Douglas A. McIntyre is the co-founder, chief executive officer and editor in chief of 24/7 Wall St. and 24/7 Tempo. He has held these jobs since 2006.

McIntyre has written thousands of articles for 24/7 Wall St. He is an expert on corporate finance, the automotive industry, media companies and international finance. He has edited articles on national demographics, sports, personal income and travel.

His work has been quoted or mentioned in The New York Times, The Wall Street Journal, Los Angeles Times, The Washington Post, NBC News, Time, The New Yorker, HuffPost USA Today, Business Insider, Yahoo, AOL, MarketWatch, The Atlantic, Bloomberg, New York Post, Chicago Tribune, Forbes, The Guardian and many other major publications. McIntyre has been a guest on CNBC, the BBC and television and radio stations across the country.

A magna cum laude graduate of Harvard College, McIntyre also was president of The Harvard Advocate. Founded in 1866, the Advocate is the oldest college publication in the United States.
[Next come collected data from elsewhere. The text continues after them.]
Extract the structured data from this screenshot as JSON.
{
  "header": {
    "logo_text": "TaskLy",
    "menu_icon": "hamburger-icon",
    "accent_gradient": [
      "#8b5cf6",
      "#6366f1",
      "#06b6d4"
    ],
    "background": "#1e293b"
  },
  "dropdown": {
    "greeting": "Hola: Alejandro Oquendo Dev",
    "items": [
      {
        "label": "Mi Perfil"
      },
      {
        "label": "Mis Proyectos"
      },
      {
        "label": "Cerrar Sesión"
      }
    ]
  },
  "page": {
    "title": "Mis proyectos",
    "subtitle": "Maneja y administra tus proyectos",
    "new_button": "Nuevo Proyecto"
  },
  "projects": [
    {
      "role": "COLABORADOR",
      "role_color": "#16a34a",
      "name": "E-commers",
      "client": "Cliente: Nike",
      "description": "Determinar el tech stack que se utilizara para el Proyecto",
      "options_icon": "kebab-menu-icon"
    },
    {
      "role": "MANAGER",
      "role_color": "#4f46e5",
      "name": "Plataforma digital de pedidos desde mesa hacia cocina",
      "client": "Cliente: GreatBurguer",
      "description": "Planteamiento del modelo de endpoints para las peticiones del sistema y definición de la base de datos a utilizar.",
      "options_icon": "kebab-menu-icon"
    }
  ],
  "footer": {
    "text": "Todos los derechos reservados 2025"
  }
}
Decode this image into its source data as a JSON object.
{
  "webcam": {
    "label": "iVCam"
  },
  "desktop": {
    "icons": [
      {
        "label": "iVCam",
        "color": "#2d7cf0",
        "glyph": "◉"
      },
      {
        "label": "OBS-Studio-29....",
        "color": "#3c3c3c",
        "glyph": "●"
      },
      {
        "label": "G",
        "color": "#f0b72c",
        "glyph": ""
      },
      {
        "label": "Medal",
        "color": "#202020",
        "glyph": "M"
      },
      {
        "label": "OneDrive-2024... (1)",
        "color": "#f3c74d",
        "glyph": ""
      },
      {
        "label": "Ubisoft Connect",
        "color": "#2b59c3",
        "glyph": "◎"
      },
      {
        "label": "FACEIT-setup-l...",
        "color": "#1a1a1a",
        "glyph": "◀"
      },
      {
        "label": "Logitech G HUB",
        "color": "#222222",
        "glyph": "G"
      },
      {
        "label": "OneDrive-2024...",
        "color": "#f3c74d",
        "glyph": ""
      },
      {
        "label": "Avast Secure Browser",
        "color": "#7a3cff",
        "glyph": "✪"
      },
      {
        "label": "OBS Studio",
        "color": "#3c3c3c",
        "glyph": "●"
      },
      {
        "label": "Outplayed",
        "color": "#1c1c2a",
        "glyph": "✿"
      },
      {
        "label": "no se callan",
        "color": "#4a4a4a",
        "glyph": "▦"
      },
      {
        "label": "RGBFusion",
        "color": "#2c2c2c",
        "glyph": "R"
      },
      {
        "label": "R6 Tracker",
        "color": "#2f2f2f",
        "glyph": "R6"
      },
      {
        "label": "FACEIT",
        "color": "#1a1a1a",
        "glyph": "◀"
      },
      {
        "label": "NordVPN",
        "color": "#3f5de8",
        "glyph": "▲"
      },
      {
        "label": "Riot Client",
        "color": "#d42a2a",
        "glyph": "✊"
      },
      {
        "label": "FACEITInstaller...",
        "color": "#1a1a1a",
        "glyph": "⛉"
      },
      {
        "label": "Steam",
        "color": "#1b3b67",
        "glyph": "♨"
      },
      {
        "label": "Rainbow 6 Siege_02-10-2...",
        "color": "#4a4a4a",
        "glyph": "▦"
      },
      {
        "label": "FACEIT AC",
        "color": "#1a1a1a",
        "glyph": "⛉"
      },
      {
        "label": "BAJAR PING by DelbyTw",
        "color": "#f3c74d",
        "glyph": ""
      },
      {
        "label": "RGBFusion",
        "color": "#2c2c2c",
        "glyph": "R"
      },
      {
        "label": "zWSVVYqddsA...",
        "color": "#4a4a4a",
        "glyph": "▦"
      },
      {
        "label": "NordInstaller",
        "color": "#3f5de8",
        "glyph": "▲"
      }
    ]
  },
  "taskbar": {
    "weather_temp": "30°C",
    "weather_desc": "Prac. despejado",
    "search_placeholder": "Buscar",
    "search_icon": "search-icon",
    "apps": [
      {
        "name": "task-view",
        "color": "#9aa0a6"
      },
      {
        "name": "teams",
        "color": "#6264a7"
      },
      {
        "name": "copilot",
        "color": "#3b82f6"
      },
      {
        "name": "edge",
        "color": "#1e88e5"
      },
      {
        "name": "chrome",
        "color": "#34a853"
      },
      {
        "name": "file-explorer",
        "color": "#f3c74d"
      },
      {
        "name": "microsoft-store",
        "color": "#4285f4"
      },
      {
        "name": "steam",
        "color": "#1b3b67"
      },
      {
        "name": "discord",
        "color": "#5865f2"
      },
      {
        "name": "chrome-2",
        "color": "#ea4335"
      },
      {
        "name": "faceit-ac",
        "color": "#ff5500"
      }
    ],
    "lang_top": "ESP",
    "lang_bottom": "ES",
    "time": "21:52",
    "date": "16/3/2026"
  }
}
TheStreet.com, Comps.com and Edgar Online are some of the public companies for which McIntyre served on the board of directors. He was a Vicinity Corporation board member when the company was sold to Microsoft in 2002. He served on the audit committees of some of these companies.

McIntyre has been the CEO of FutureSource, a provider of trading terminals and news to commodities and futures traders. He was president of Switchboard, the online phone directory company. He served as chairman and CEO of On2 Technologies, the video compression company that provided video compression software for Adobe’s Flash. Google bought On2 in 2009.